Some of our readers will agree with this assessment of Rachel, and others will have difficulty understanding why we are referencing her due to her controversial theology. There runs a danger of discounting Rachel entirely—she was more than just a progressive exvangelical rabble-rouser.
Rachel’s abiding love for the people of God is undeniable. She graciously engaged her detractors without rancor. We’re all called to love our brothers and sisters despite what they believe on any given day. That love may look like gently reproving someone we believe has gone astray. Or it may look like fervently praying for those we disagree with, while still speaking kindly of them and to them.
Rachel’s abiding love for the people of God is undeniable.

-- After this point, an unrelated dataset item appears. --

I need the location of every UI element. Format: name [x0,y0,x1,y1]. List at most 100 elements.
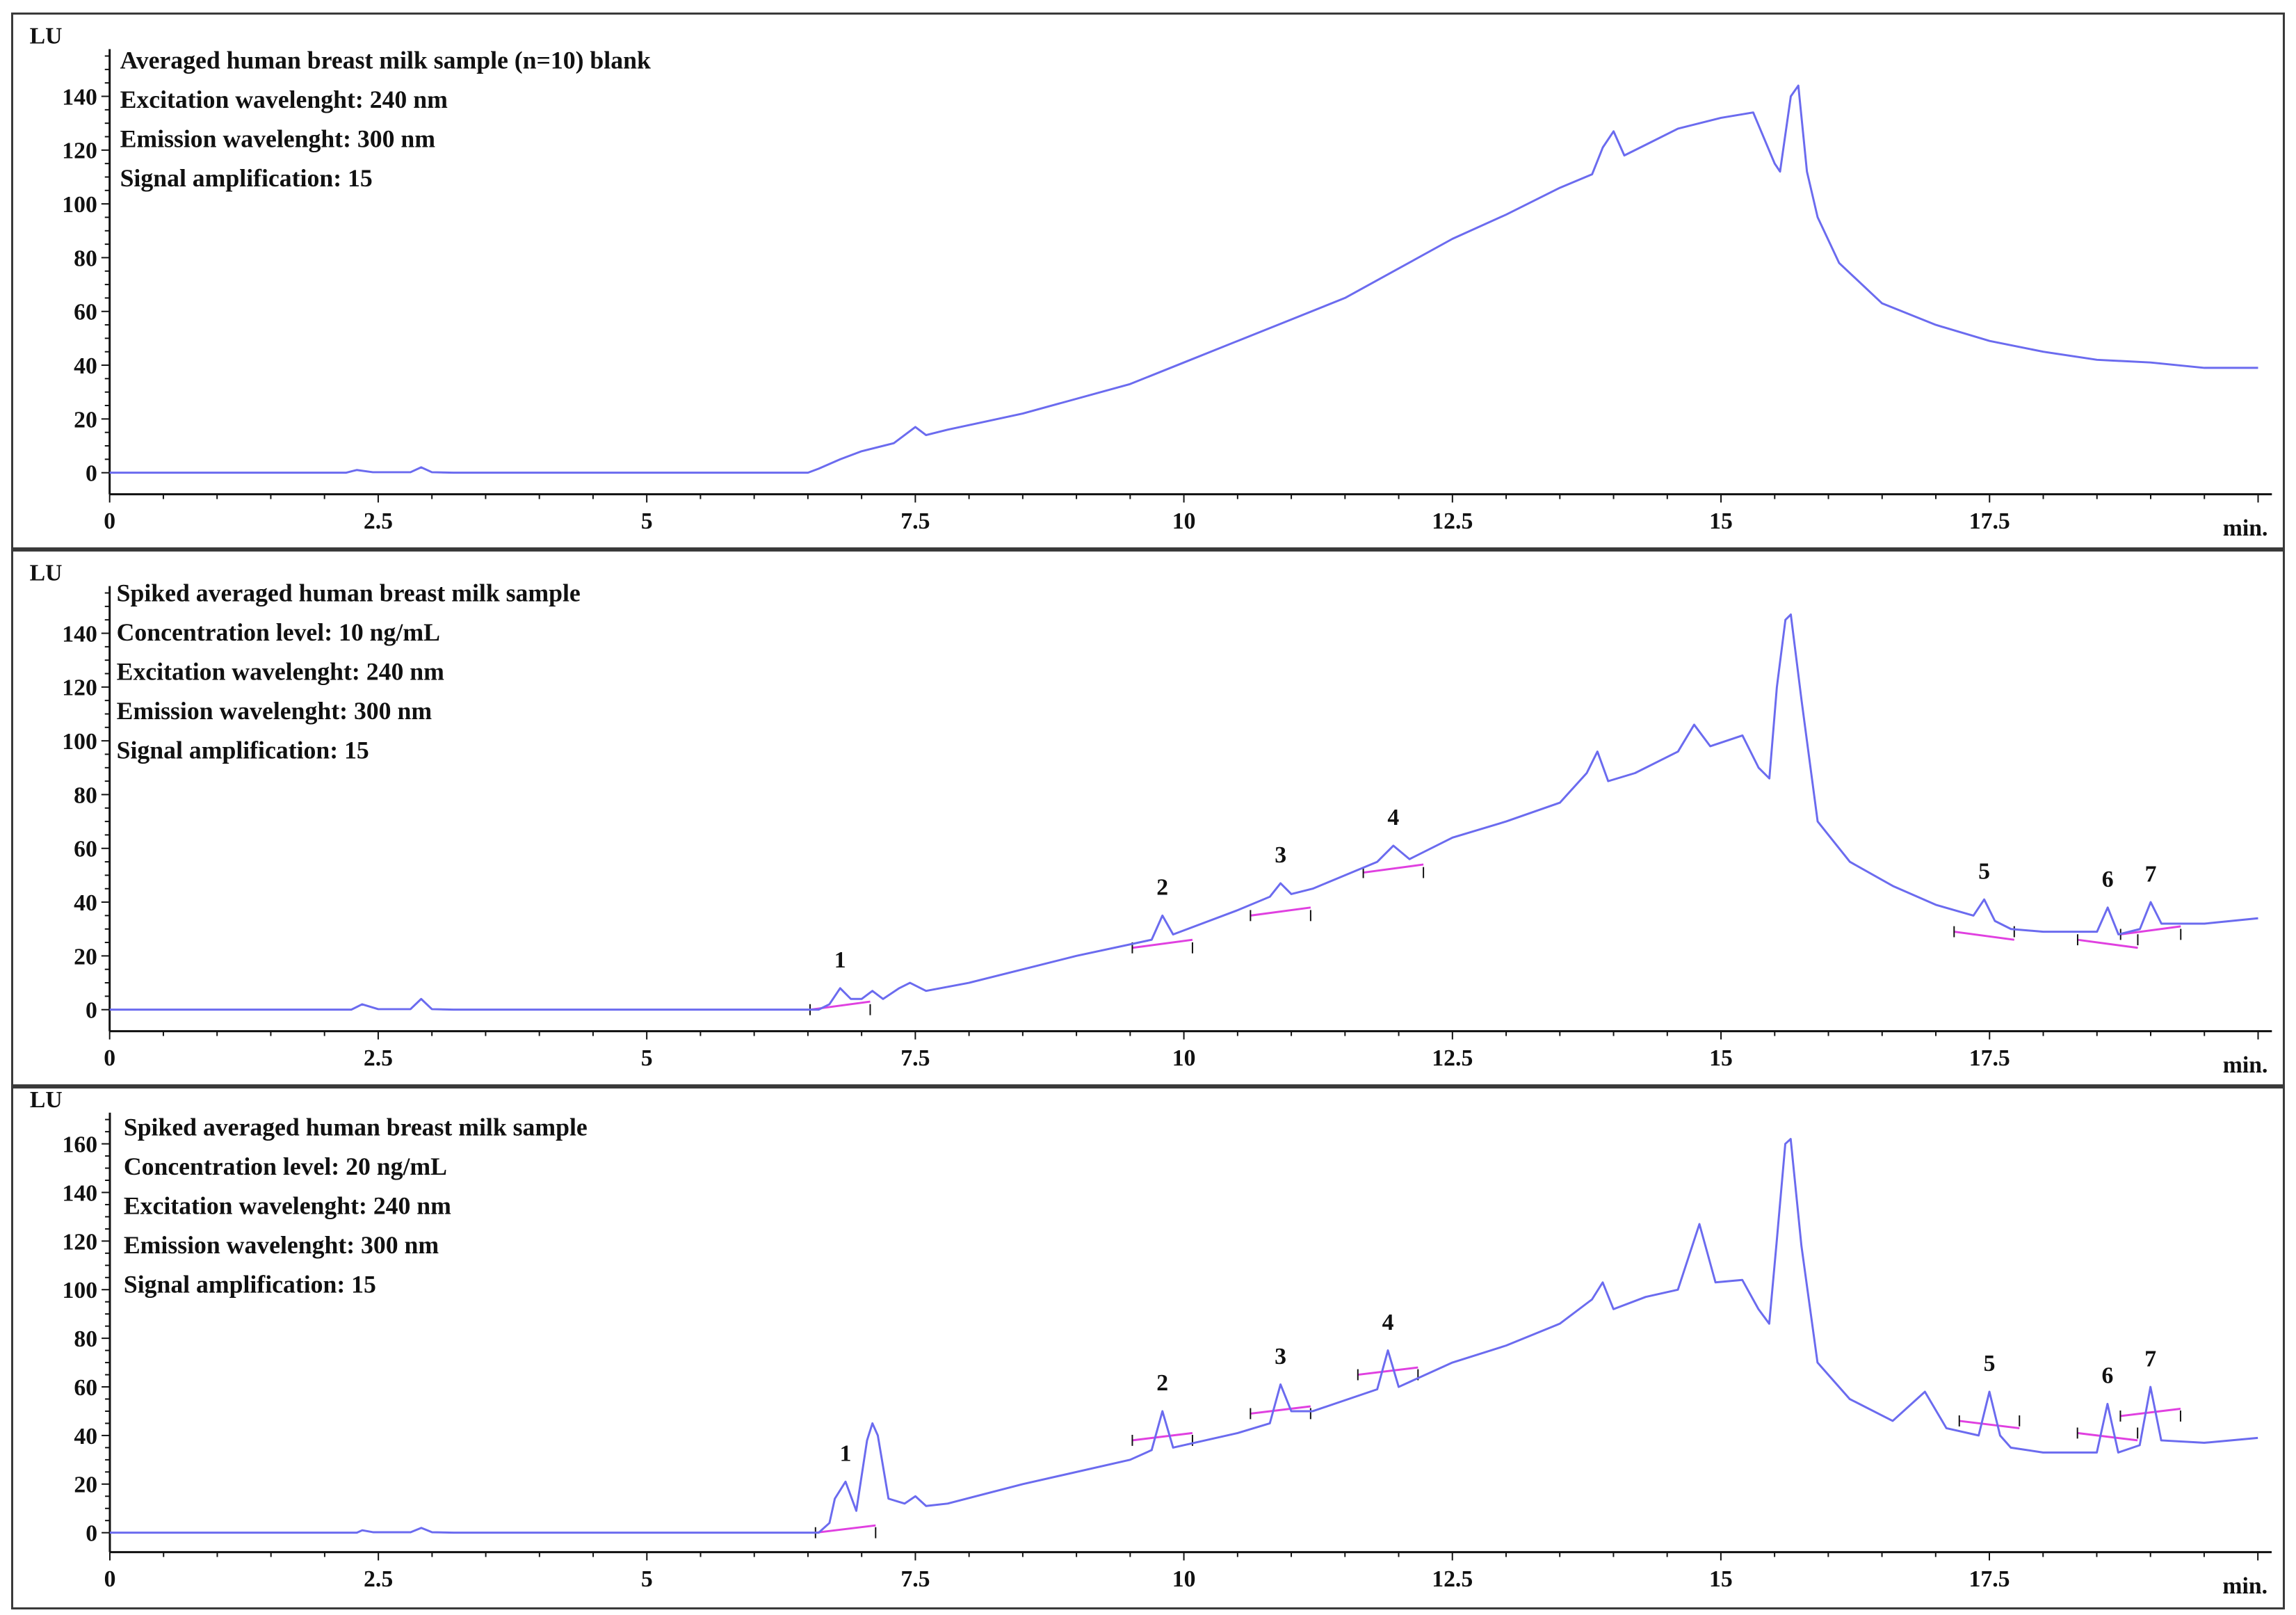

When those we love make choices we find unfathomable, even as they profess Christ, we still desperately hang on to their good qualities. We continue to extol their generosity, their kindness, their compassion. God still sees these qualities as well. The good that he has worked through people is still good, even when they aren’t, or we think they aren’t.
Rachel wasn’t perfect, but she called out the good in others, named them as loved, and invited us to see more, hear more, and be more. Thank you, Rachel, for your enduring call to valor.